Anthologie féminine/Mme Le Prince de Beaumont

Anthologie féminineBureau des causeries familières (p. 148-157).

Mme DE BEAUMONT (Marie Le Prince)

(1711-1780)


Née à Rouen, elle est l’auteur du Magasin des enfants et de la suite, dite Magasin des adolescentes, ouvrage par dialogues qui fit le bonheur de nos mères dans un temps où les livres pour les enfants étaient excessivement rares. Celui-là était un traité de morale récréatif et instructif. Il a été réédité encore en 1850. Son succès a donc duré près de cent ans. Quel est le livre, aujourd’hui, qui peut se vanter d’être réédité dans un siècle ? et surtout de valoir autant ?

Cet ouvrage ferait plus encore aujourd’hui pour l’éducation des enfants que tous les Verne et les Hetzel parus et à paraître. Mme de Beaumont, longtemps institutrice en Angleterre, écrivit d’abord son livre en anglais, de là certains termes qui font croire à une traduction. C’est un dialogue entre une institutrice et ses élèves, lesquelles amènent des amies de tout âge. Non seulement les jeunes filles répètent leurs leçons de géographie, d’histoire, etc., mais elles causent avec leur institutrice un peu sur tout. C’est un véritable cours pédagogique qui est fait en causeries.


AVERTISSEMENT DU SECOND VOLUME

Le bon accueil qu’on a fait au Magasin des enfants, tant à Londres que dans les pays étrangers, m’a déterminée à donner celui des Adolescentes.

De toutes les années de la vie, les plus dangereuses commencent à quatorze et quinze ans. C’est à cet âge qu’une jeune personne entre dans le monde, où elle prend, pour ainsi dire, une nouvelle manière d’exister. Toutes ses passions, contraires dans l’enfance, cherchent alors à se développer, à s’autoriser par l’exemple des nouveaux personnages avec lesquels elle commence à figurer. En lui supposant la meilleure éducation, il est à craindre que les impressions n’en soient effacées par celles que font les maximes dangereuses et corrompues qu’elle entend alors. Que ne doit-on pas craindre pour celle qui n’apporte dans ce pays, si nouveau pour elle, que des passions indomptées ou flattées, une ignorance totale, des préjugés puérils, pour ne rien dire de pis ? Sa perte devient inévitable.

On est surpris de voir augmenter tous les jours le nombre des femmes méprisables ; un peu de réflexion, et l’on s’étonnera plus sensément de ce qu’on en trouve encore un si grand nombre de vertueuses.
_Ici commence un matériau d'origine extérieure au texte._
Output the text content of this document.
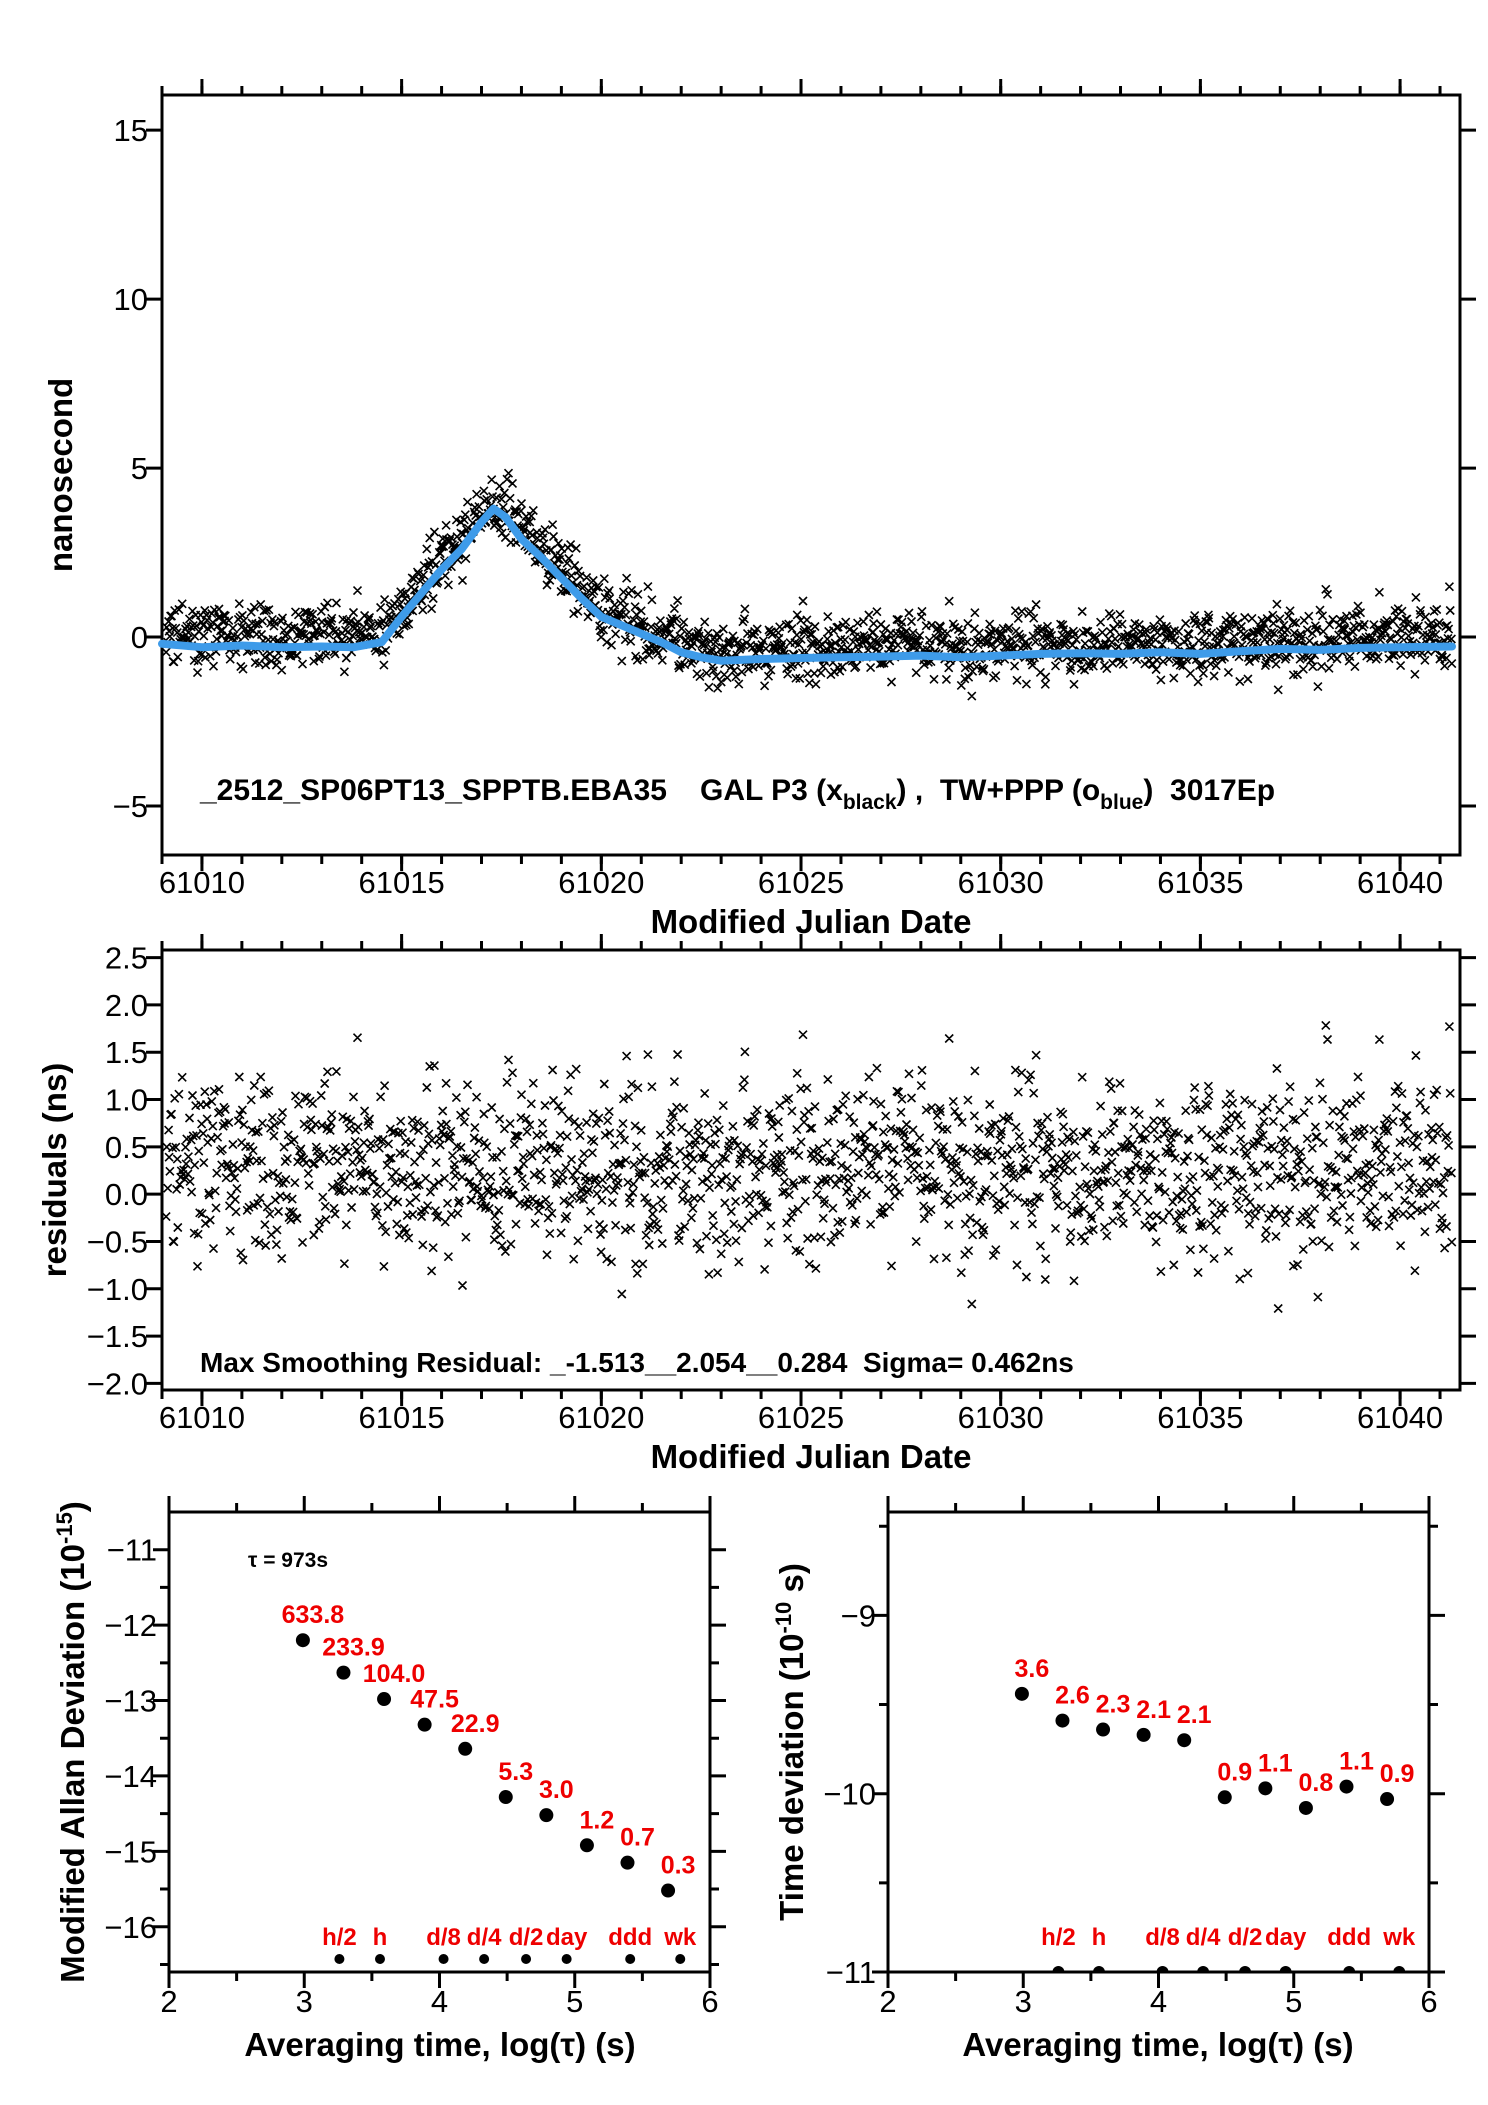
61010	61015	61020	61025	61030	61035	61040
15
10
5
0
−5
61010	61015	61020	61025	61030	61035	61040
2.5
2.0
1.5
1.0
0.5
0.0
−0.5
−1.0
−1.5
−2.0
2	3	4	5	6
−11
−12
−13
−14
−15
−16	h/2 h d/8 d/4 d/2 day ddd wk
633.8
233.9
104.0
47.5
22.9
5.3
3.0
1.2
0.7
0.3
2	3	4	5	6
−9
−10
−11
h/2 h d/8 d/4 d/2 day ddd wk
3.6
2.6 2.3 2.1 2.1
0.9 1.1
0.8
1.1 0.9
nanosecond
Modified Julian Date
_2512_SP06PT13_SPPTB.EBA35 GAL P3 $(x_{black})$ ,  TW+PPP $(o_{blue})$  3017Ep
residuals (ns)
Modified Julian Date
Max Smoothing Residual: _-1.513__2.054__0.284  Sigma= 0.462ns
Modified Allan Deviation $(10^{-15})$
Averaging time, log(τ) (s)
τ = 973s
Time deviation ($10^{-10}$ s)
Averaging time, log(τ) (s)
N’écoutons point l’amour-propre dans l’éternel panégyrique qu’il nous fait de nous-mêmes. Jetons les yeux sur notre cœur, et avouons de bonne foi que nous trouvons en nous le germe de tous les vices, l’estime de tous les faux biens, la haine de la contrainte, l’amour de la liberté, qui touche à celui du libertinage. C’est avec toutes ces dispositions aux maladies mortelles de l’âme que nous nous jetons sans précaution au milieu d’un air pestiféré sans le moindre préservatif. Faut-il s’étonner des chutes fréquentes qui frappent et effrayent le spectateur.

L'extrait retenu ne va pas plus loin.